A one-time passcode is an authenticator (a stronger version of a password). A 'face ID' is an identifier (like a user name). When, oh when, will the bank wonks realise that the two are quite different? An authenticator absolutely must be rescindable and changeable (hence the one-time passcode) and as far as I know (barring surgery) one's face can't be changed.
The big problem is that the actual security of accounts is primarily a customer problem, not the bank's (because they can wriggle out by blaming the customer), so a great deal of the provisioning is theatrical. It's not as if they couldn't afford competent security experts, so this all too common idiocy must be down to not really caring.
How many times, a biometric is NOT AUTHENTICATION.
It's the "username", not the "password" and does absolutely nothing to verify that someone is who they claim/appear to be.
And, as demonstrated, anyone can get that username from the user - because it's readily-available and not seen to be "the password". Something accesses your front-facing camera that you also use to log into a device? Oh, look, that have all the data they need to now know what you look like. It doesn't matter what fancy obstacles you try to put in the way (e.g. IR camera, etc.), it's there for them to take, replicate and use forever.
And when that's your username? Who cares. When it's your password? That's just dumb, insecure and wrong.
Stop with the biometrics. Just stop. They are absolutely useless past the point where the computer says "Hello, Dave, would you like to log in?"

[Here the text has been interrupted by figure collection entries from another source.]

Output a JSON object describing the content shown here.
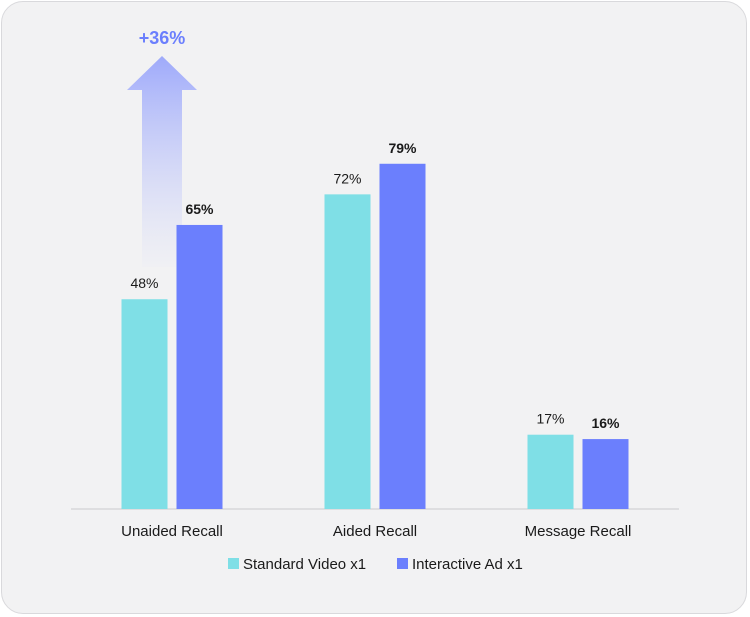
{
  "chart_data": {
    "type": "bar",
    "categories": [
      "Unaided Recall",
      "Aided Recall",
      "Message Recall"
    ],
    "series": [
      {
        "name": "Standard Video x1",
        "values": [
          48,
          72,
          17
        ],
        "labels": [
          "48%",
          "72%",
          "17%"
        ],
        "color": "#7fdfe6"
      },
      {
        "name": "Interactive Ad x1",
        "values": [
          65,
          79,
          16
        ],
        "labels": [
          "65%",
          "79%",
          "16%"
        ],
        "color": "#6b7ffd"
      }
    ],
    "ylim": [
      0,
      100
    ],
    "grid": false,
    "legend_position": "bottom",
    "annotation": {
      "text": "+36%",
      "category": "Unaided Recall",
      "color": "#6b7ffd"
    }
  }
}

Nothing wrong with that, just be sure to use reverse notation with each character also inverted left-to-right or right-to-left as appropriate. This will sufficiently encode said password to be unreadable unless viewed in a mirror. This also makes reading your password yourself easy when you need it if you have a mirror.
I'm curious about the capitalisation of Face ID in the headline which strongly suggests Apple's trademarked biometric system is being compromised. I don't see any reference to Face ID elsewhere in the description of what the trojan does. Isn't it actually that banks have used a crappy, roll-your-own face recognition system that is easily bypassed?
I'm guessing that's the case. An app can't capture the Face ID scan, the scan data is never available to iOS - it never leaves the secure element. This is a social engineering attack that relies on getting people to install a rogue app by enrolling their iPhone in MDM and installing an app that doesn't come from Apple's app store. If you find someone gullible enough to do that, they are probably going to do whatever else you suggest and make it easy for you to steal their money.
They wouldn't need to "steal" a Face ID scan, they've already found themselves a sucker who will use their face to login to whatever app you tell them to at that point!
Granted it's maybe a bit confusingly worded, but... what they seem to be doing is tricking people into installing a compromised app, and that app will then likely ask people to authenticate using FaceID. Chalk another one up to language not having been invented yet to adequately describe a new scenario.